Univariate Statistics

1. Types of Scales, or types of codes for variables:

        1. Nominal: categories are exclusive but bear no other relationship to each other. Ex: (1) Jews; (2) Protestants;
(3) Catholics; (4) Muslims. 2P does not equal M.
        2. Ordinal: categories are continuous and in ascending sequence but distance between two categories is not equal. Ex: ordinal scales of wealth. wealthiest, second wealthiest
. . .n wealthiest. The wealthiest does not necessarily have 3 times the wealth of the 3rd wealthiest.
        3. Interval: True numbers are potentially continuous and in  ascending sequence and the distance between any two units of value is equal.

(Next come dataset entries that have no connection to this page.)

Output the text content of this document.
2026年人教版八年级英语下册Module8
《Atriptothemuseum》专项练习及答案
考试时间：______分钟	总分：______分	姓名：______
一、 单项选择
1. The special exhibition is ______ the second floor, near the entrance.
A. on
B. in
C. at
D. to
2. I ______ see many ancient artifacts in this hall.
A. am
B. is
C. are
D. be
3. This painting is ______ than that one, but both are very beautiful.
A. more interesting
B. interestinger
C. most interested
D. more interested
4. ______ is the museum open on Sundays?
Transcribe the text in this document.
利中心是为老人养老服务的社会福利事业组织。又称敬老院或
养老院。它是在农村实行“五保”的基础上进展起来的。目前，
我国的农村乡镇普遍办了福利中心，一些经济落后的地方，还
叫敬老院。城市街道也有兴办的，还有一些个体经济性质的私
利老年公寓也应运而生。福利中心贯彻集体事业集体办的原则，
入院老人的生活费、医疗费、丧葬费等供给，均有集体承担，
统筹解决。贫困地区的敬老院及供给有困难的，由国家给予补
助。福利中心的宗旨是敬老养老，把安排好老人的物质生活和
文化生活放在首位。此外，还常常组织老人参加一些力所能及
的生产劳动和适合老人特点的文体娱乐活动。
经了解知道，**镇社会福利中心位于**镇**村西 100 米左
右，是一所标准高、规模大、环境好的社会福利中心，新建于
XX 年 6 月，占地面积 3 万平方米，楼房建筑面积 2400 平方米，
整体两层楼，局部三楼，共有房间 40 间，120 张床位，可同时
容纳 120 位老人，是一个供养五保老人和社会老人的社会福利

Ex: family size. 1,2,3,4, etc.; income.1000,2000,3000.
        4. Ratio: interval variable with a zero point.
WARNING: Most interval scales are imperfect and tend to become ordinal or nominal at the extremes. Ex: 1000 income means more at 5000 than at 500,000. Always try for the highest possible scale, but recognize the limitations. Do not use mean X for a nominal scale and be aware of when you are ‘stretching’ a coding scheme.

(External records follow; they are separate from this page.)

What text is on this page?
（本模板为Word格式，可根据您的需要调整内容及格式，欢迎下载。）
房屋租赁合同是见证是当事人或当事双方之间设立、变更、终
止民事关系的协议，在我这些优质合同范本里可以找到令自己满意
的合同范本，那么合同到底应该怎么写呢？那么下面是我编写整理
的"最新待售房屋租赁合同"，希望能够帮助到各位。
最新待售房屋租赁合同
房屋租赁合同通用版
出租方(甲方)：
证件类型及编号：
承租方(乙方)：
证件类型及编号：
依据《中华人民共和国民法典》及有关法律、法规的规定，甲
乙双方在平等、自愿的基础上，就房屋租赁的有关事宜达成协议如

2. Descriptive Statistics: used to describe the shape of values for a variable. How many, how often, gaps, central tendency, dispersion and so forth.

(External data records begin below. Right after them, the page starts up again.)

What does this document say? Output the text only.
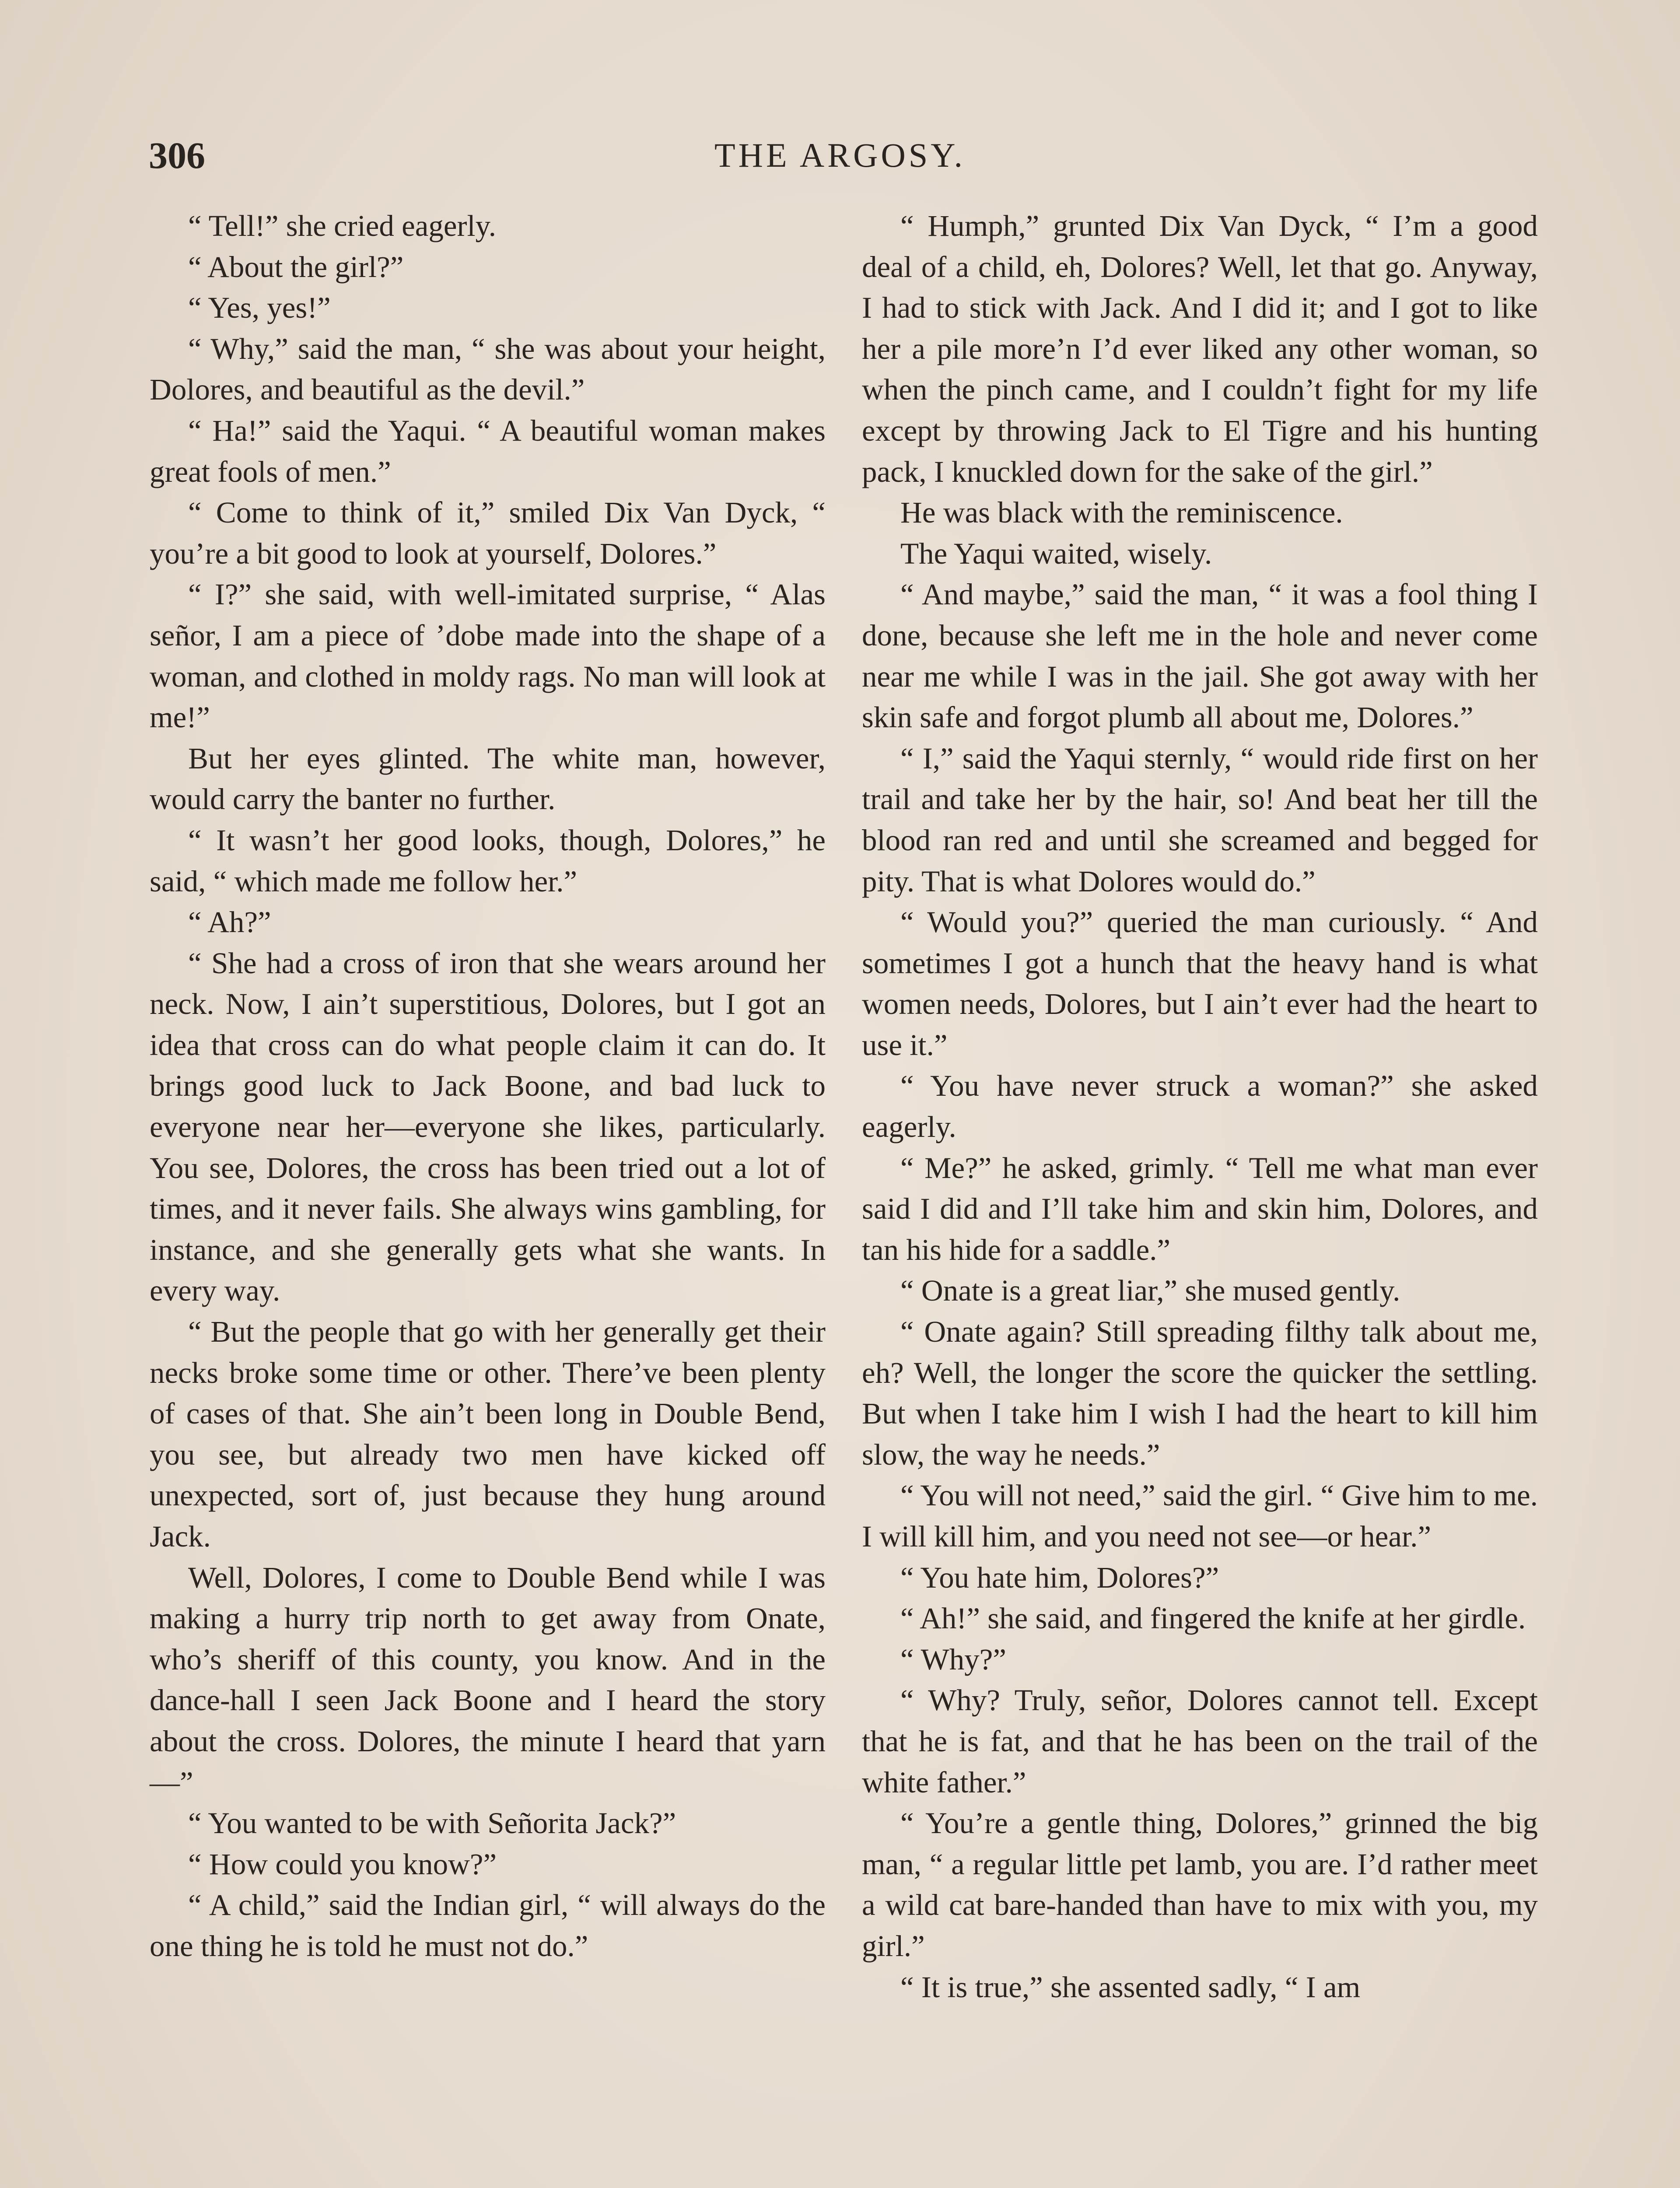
306	THE ARGOSY.

“ Tell!” she cried eagerly.

“ About the girl?”

“ Yes, yes!”

“ Why,” said the man, “ she was about your height, Dolores, and beautiful as the devil.”

“ Ha!” said the Yaqui. “ A beautiful woman makes great fools of men.”

“ Come to think of it,” smiled Dix Van Dyck, “ you’re a bit good to look at yourself, Dolores.”

“ I?” she said, with well-imitated surprise, “ Alas señor, I am a piece of ’dobe made into the shape of a woman, and clothed in moldy rags. No man will look at me!”

But her eyes glinted. The white man, however, would carry the banter no further.

“ It wasn’t her good looks, though, Dolores,” he said, “ which made me follow her.”

“ Ah?”

“ She had a cross of iron that she wears around her neck. Now, I ain’t superstitious, Dolores, but I got an idea that cross can do what people claim it can do. It brings good luck to Jack Boone, and bad luck to everyone near her—everyone she likes, particularly. You see, Dolores, the cross has been tried out a lot of times, and it never fails. She always wins gambling, for instance, and she generally gets what she wants. In every way.

“ But the people that go with her generally get their necks broke some time or other. There’ve been plenty of cases of that. She ain’t been long in Double Bend, you see, but already two men have kicked off unexpected, sort of, just because they hung around Jack.

Well, Dolores, I come to Double Bend while I was making a hurry trip north to get away from Onate, who’s sheriff of this county, you know. And in the dance-hall I seen Jack Boone and I heard the story about the cross. Dolores, the minute I heard that yarn—”

“ You wanted to be with Señorita Jack?”

“ How could you know?”

“ A child,” said the Indian girl, “ will always do the one thing he is told he must not do.”

“ Humph,” grunted Dix Van Dyck, “ I’m a good deal of a child, eh, Dolores? Well, let that go. Anyway, I had to stick with Jack. And I did it; and I got to like her a pile more’n I’d ever liked any other woman, so when the pinch came, and I couldn’t fight for my life except by throwing Jack to El Tigre and his hunting pack, I knuckled down for the sake of the girl.”

He was black with the reminiscence.

The Yaqui waited, wisely.

“ And maybe,” said the man, “ it was a fool thing I done, because she left me in the hole and never come near me while I was in the jail. She got away with her skin safe and forgot plumb all about me, Dolores.”

“ I,” said the Yaqui sternly, “ would ride first on her trail and take her by the hair, so! And beat her till the blood ran red and until she screamed and begged for pity. That is what Dolores would do.”

“ Would you?” queried the man curiously. “ And sometimes I got a hunch that the heavy hand is what women needs, Dolores, but I ain’t ever had the heart to use it.”

“ You have never struck a woman?” she asked eagerly.

“ Me?” he asked, grimly. “ Tell me what man ever said I did and I’ll take him and skin him, Dolores, and tan his hide for a saddle.”

“ Onate is a great liar,” she mused gently.

“ Onate again? Still spreading filthy talk about me, eh? Well, the longer the score the quicker the settling. But when I take him I wish I had the heart to kill him slow, the way he needs.”

“ You will not need,” said the girl. “ Give him to me. I will kill him, and you need not see—or hear.”

“ You hate him, Dolores?”

“ Ah!” she said, and fingered the knife at her girdle.

“ Why?”

“ Why? Truly, señor, Dolores cannot tell. Except that he is fat, and that he has been on the trail of the white father.”

“ You’re a gentle thing, Dolores,” grinned the big man, “ a regular little pet lamb, you are. I’d rather meet a wild cat bare-handed than have to mix with you, my girl.”

“ It is true,” she assented sadly, “ I am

 1. The normal curve (bell shaped curve) is assumed to exist for many statistical problems. You will see why soon. Its key feature is that 68% of the cases fall within plus or minus one standard deviation (s) of the Mean (X) and 95% of the cases fall within + or – 2s of X.
2. Mean (X with a bar on top) – the sum of the values for a variable divided by the number of values (N). A measure of central tendency most accurate for normal curves.
3. Median – the point at which half of values are greater than and half the values are less than the point. A good measure of central tendency for skewed data (such as income) and for ordinal scales. Same goes for quartiles and percentiles.
4. Mode – the value occurring most frequently. A good measure of central tendency for small ordinal and nominal scales.  Ex: Mean X for number of children per family might be 2.3 but the more important question in human research is whether the mode is 2 or 3.
5. Standard deviation (s) – the square root of the sum of the squared deviations from the mean divided by the number of cases. This has meaning primarily in terms of the normal curve (see above). Note that if many extreme scores are present, s is artifically large and percentiles may be a more appropriate measure of disperson.
6. Standard error – calculated as the standard deviation divided by the square root of the number of cases. A measure of the likely variance in means for second and subsequent samples. When reporting differences in means of subsamples, avoid making much ado about differences that are less than the standard error.
7. Variance – the square of the standard deviation. Used in more advanced procedures.
8. Kurtosis – the measure of the peakedness of a distribution of values
–i.e., is more or less peaked (greater or lesser central tendency) than the normal curve.
        1. leptokurtosis: more peaked, positive numbers
        2. platykurtosis: less peaked, negative numbers
9. Skewness – more extreme cases on one tail of the curve than the other. Skewness can be expected on the high side for
income or mobility, on the low side for number of children.
        ~ Skewed right: positive numbers (high values)
        ~ Skewed left: negative numbers (low values)
10. Range – the difference between the highest and lowest score
11. Minimum – lowest score
12. Maximum – highest score
13. Coefficient of variation (variability) – standard deviation divided by the mean. Gives the relative dispersion for samples or subsamples with different means.

3. Graphical Displays:

1. Histograms, density curves – display the shape of interval variables and allow you to compare the shape with a normal curve.
2. Stem and Leaf Diagrams – arrays the values of an interval variable vertically with a stem (the first one or more digits of
the value) and a leaf (the last digit of the value).
3. Boxplots – diplays an interval variable in a ‘box.’ with the median at the center of the box and the edges at the 25th and 75th percentiles
(hinges). Can be further specified by the inclusion of the whiskers, outliers and extreme values. More about this later.
4. Bar graphs – similar to a histogram but compares the size of different items. No measurement scale on the X axis.
5. Pie charts: Divides up categories of a universe into their pie slices.